Back from the dead!
The Roosters stage an escape act Harry Houdini would’ve been proud of BY TOM SMITH
IF YOU WERE BRAVE – OR crazy – enough to have a flutter on the Sydney Roosters when they went into the sheds 28-6 down in Sunday’s Holden Cup grand final, your bank account is now as healthy as Daly Cherry-Evans’.
The Chooks started the game friendless underdogs against red-hot minor premiers Penrith and the first half didn’t deviate from the script, with the Panthers running in five tries to one to put one hand on their third under-20s trophy in four years.
But the Roosters snatched it away in a stunning second half to claim their first title at this level, pinching a 30-28 win a week after erasing a 14-0 halftime deficit against St George Illawarra in the prelim.
Having survived four weeks of thrilling sudden-death footy with a couple of Harry Houdini escape acts, the Tricolours are officially the comeback kids of the NYC.
“We wish we weren’t, we wish we started strong, but hey, we’ve got to make it dramatic,” smiles Johnny Tuivasa-Sheck, Roger’s little brother, who streaked 60m for the matchwinning try with eight minutes left.
“Oh man, the boys set it up beautiful for me and I just had to finish it off.
“We never stopped believing in the boys, especially coming off that win last week, we definitely believed that we had it. We knew Penrith were going to bring it, so we just had to match them.
“It’s unbelievable. It all comes from Barnesy [coach Anthony Barnes] and what he teaches us – not just to be young football players but to be young men. And man, as you can see, it’s definitely worked out for us.”
Penrith dominated the first stanza by controlling 60 per cent of possession with a 95 per cent completion rate, before Roosters skipper Nat Butcher sparked the revival by carrying four Panthers defenders over the stripe to score just two minutes after the oranges.
Butcher – the RLPA Holden Cup player of the year and Jack Gibson Medal winner for a tireless effort at lock in the decider – is clear about what triggered the turnaround. “Barnesy yelling at us,” he laughs. “We did it the week before, so we understood we’ve got the ability to do it, we just had to find that energy and that’s what we did. “It’s a great team . . . and I’m so proud to captain them and to win like that.”

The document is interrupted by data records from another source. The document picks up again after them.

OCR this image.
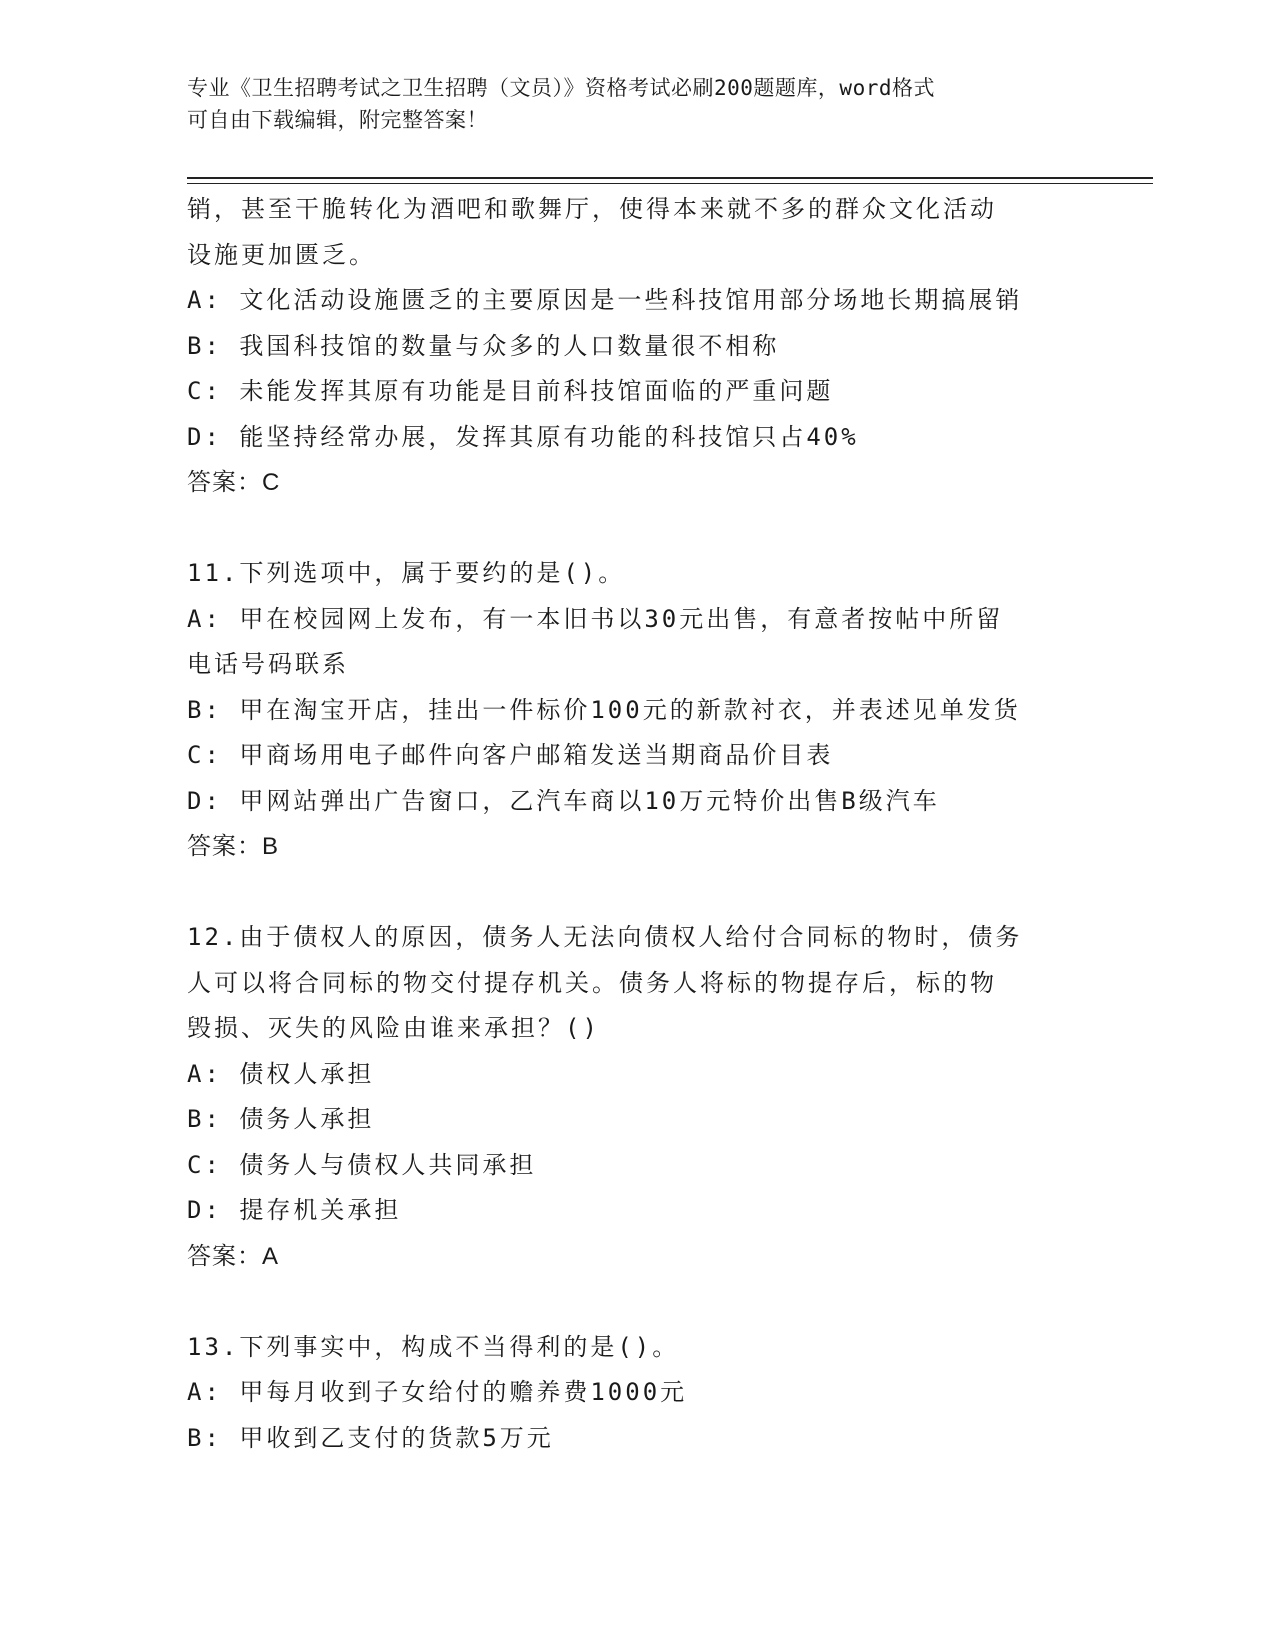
专业《卫生招聘考试之卫生招聘（文员）》资格考试必刷200题题库，word格式
可自由下载编辑，附完整答案！
销，甚至干脆转化为酒吧和歌舞厅，使得本来就不多的群众文化活动
设施更加匮乏。
A: 文化活动设施匮乏的主要原因是一些科技馆用部分场地长期搞展销
B: 我国科技馆的数量与众多的人口数量很不相称
C: 未能发挥其原有功能是目前科技馆面临的严重问题
D: 能坚持经常办展，发挥其原有功能的科技馆只占40%
答案：C
11.下列选项中，属于要约的是()。
A: 甲在校园网上发布，有一本旧书以30元出售，有意者按帖中所留
电话号码联系
B: 甲在淘宝开店，挂出一件标价100元的新款衬衣，并表述见单发货
C: 甲商场用电子邮件向客户邮箱发送当期商品价目表
D: 甲网站弹出广告窗口，乙汽车商以10万元特价出售B级汽车
答案：B
12.由于债权人的原因，债务人无法向债权人给付合同标的物时，债务
人可以将合同标的物交付提存机关。债务人将标的物提存后，标的物
毁损、灭失的风险由谁来承担？()
A: 债权人承担
B: 债务人承担
C: 债务人与债权人共同承担
D: 提存机关承担
答案：A
13.下列事实中，构成不当得利的是()。
A: 甲每月收到子女给付的赡养费1000元
B: 甲收到乙支付的货款5万元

Critics often joke the Roosters’ list of local juniors is so skinny you could write their names on the back of a postage stamp but defeating footy’s biggest junior nursery in the NYC decider speaks volumes for the club’s development program, even if the kids aren’t necessarily locals.
Coach Barnes also led the nucleus of this side to the 2014 SG Ball under-18s
premiership – coincidentally coming from behind to beat Penrith 34-28 in the grand final – and sticks up for his club’s junior system.
“We’re getting them when they’re 16 and we’re putting hard yards into them – you talk about juniors, we’re still developing these players so I don’t think we get the rap that we should for that,” Barnes fires.
“Some of these boys have been in the system for three or four years, so it’s not an overnight thing. We don’t just go and buy them and then all of a sudden they turn into good footballers – Peter O’Sullivan picks the best and we work from there.
“Obviously, we are buying those players in or getting them into our system, but we still have a good system and we’re producing good footballers.”
Butcher and two-try grand final hero Joseph Manu are the standout prospects among these young Chooks, while rare-as-hen’s-teeth Eastern Suburbs product Victor Radley of the Clovelly Crocodiles also starred in the decider, making a string of surges from dummy-half after an injury to regular hooker Grant Garvey.
The Roosters have qualified for every NYC finals series since 2010 and NRL skipper Jake Friend believes these results give the red-white-andblue faithful plenty of heart after a tough 2016.
“We went that way with the youth and we’ve got some good young guys in our top squad, then to see our young boys put on a performance like this and put in the season they have, it puts us in good stead,” he says.
“A lot of these boys have all been together for a while and they have been very successful, so I’m sure there’ll be plenty of them that make the next step and help the first-grade side get back to where we should be.
“It’s great for the future of our club and it’s awesome for these boys.”
Roosters 30 (Joseph Manu 2, Nat Butcher, Sitili Tupouniua, Johnny Tuivasa-Sheck tries; Jesse Marschke 5 goals) beat Panthers 28 (Christian Crichton, Corey Waddell, Braidon Burns, Kaide Ellis, Wayde Egan tries; Dylan Edwards 4 goals)
‘We wish we started strong but hey, we’ve got to make it dramatic’ — Johnny Tuivasa-Sheck
RED-HOT CHOOKS The Roosters produced one of the great grand final comebacks to win their first NYC premiership. Left: Captain Nat Butcher confirmed why he’s considered one of the best young prospects in the game by winning the Jack Gibson Medal. Above right: Flying winger Johnny TuivasaSheck crosses for the match-winner.